Là encore il s’agit très probablement d’un retardement de l’apparition de ces complications, probablement conséquence de la survenue plus tardive du diabète.

 

En conclusion, et pour la 1ère fois, la preuve est apportée qu’il est bénéfique de traiter les sujets dès le stade de pré-diabète, au moins en améliorant durablement les conditions de vie par une intervention d’abord sur l’activité physique mais aussi sur l’alimentation. Le bénéfice est durable (au moins sur 30 ans) au niveau du risque de diabète, mais aussi pour réduire l’impact des complications à long terme de la maladie.

Bien sûr il ne s’agit à ce stade que d’un ralentissement du processus pathologique, et non de la prévention primaire que nous recherchons tous. Probablement agir au stade de pré-diabète est déjà trop tardif et qu’il faut intervenir avant tout déséquilibre glycémique chez les sujets que l’on sait à fort risque d’évoluer vers un diabète, avant tout par des interventions sur le mode de ie.

Dans leurs recommandations de 2019, les experts de l’American Diabetes Association considèrent que tous les sujets de plus de 45 ans ont un risque d’être diabétiques à moyen terme, mais aussi et surtout, quel que soit l’âge :

  • Les femmes ayant présenté un diabète gestationnel dans les 3 années précédentes,
  • Les sujets en surpoids ou obèses ayant 1 des facteurs de risque suivants :
  • Hérédité diabétique au 1er degré
  • Antécédent d’événements cardiovasculaires
  • Hypertension (même traitée et équilibrée)
  • Anomalies lipidiques (HDL < 0,35g/l et/ou TG > 2,50g/l)
  • Femmes ayant présenté un Syndrome des Ovaires Polykistiques (SOPK)*
  • Les personnes sédentaires ou inactives.

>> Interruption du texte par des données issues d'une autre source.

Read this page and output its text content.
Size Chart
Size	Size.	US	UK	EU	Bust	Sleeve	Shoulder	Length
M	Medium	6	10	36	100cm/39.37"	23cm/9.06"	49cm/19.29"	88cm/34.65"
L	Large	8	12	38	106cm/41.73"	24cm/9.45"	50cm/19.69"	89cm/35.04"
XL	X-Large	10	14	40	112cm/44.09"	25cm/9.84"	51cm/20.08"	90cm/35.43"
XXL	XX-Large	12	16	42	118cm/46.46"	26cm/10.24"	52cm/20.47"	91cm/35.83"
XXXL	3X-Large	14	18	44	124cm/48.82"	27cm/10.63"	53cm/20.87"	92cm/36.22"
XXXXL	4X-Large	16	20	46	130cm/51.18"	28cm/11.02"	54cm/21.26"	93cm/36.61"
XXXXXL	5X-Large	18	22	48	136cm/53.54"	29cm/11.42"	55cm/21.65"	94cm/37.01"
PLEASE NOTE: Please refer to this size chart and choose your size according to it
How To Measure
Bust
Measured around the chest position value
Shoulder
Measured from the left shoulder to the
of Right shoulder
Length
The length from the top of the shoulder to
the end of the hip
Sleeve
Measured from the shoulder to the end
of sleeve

Il s’agit là d’un vœu légitime mais très clairement auquel ne sont prêts ni la communauté médicale, ni les instances financières, ni probablement les potentiels futurs patients.

 

*Syndrome des Ovaires Polykistiques : maladie relativement fréquente chez la femme jeune caractérisée par un dysfonctionnement ovarien avec apparition de multiples kystes ovariens. Source de douleurs abdominales et pouvant altérer la fertilité, cette maladie est souvent la conséquence d’une hypersécrétion d’insuline, pouvant révéler déjà une sécrétion de mauvaise qualité de l’insuline par le pancréas.